Background: The peptide glucagon-like peptide-1 (GLP-1) is a hormone secreted by intestinal L cells in response to food intake. GLP-1 has been proposed as the basis of emerging therapy for patients with type 2 diabetes. However, the effects of GLP-1 on vascular injury in diabetes have not been identified. Advanced glycation end products (AGEs) induce endothelial cell apoptosis and have been implicated in the process of vascular complications from diabetes.

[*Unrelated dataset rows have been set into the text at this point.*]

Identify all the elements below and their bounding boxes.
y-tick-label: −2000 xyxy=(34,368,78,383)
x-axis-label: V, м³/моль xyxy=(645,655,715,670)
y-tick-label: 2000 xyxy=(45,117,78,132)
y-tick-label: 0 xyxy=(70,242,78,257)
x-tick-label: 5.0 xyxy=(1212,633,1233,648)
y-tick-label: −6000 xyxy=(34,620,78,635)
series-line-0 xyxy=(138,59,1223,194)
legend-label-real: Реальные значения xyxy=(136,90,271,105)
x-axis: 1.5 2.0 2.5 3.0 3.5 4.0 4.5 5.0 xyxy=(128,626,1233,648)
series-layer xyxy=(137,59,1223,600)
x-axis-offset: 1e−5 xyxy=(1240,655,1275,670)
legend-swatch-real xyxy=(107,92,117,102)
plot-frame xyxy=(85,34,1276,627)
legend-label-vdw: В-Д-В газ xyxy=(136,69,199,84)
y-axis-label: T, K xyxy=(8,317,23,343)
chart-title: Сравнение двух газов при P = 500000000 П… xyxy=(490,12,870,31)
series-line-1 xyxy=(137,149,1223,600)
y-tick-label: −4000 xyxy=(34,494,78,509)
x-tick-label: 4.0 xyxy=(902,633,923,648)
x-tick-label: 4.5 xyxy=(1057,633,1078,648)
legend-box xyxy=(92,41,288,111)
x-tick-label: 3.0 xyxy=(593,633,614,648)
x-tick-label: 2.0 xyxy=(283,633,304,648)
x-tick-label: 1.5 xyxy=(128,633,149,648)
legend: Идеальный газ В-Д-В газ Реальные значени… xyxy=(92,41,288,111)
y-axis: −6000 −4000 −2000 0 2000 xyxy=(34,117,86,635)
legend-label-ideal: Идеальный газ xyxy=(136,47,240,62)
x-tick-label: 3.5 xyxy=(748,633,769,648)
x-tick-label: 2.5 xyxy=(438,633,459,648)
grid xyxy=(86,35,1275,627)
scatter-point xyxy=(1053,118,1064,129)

Material/methods: The aim of this work was to investigate whether and how GLP-1 protects endothelial cells from apoptosis induced by AGEs. Human umbilical vein endothelial cells (HUVECs) were treated with AGEs (200 µg/mL) for 48 h in the presence or absence of GLP-1. Cell morphology, viability, apoptosis, ratio of Bcl-2 protein to Bax protein, cytochrome c release, and activity of caspase-9 and -3 were determined.
Results: Treatment of cells with AGEs led to cell morphology changes and decreased cell viability, resulting in apoptosis. GLP-1 alone increased cell viability in a concentration-dependent manner. GLP-1 partially inhibited AGEs-induced apoptosis in HUVECs. GLP-1 increased Bcl-2/Bax ratio, reduced cytochrome c levels in the cytoplasm, and reduced the activity of caspase-9 and -3 in AGEs-treated HUVECs.
Conclusions: AGEs induces apoptosis via the mitochondrion-cytochrome c-caspase protease pathway, and GLP-1 protects endothelial cells by interfering with this mechanism. GLP-1 may represent an anti-apoptotic agent in the treatment of vascular complications arising from diabetes.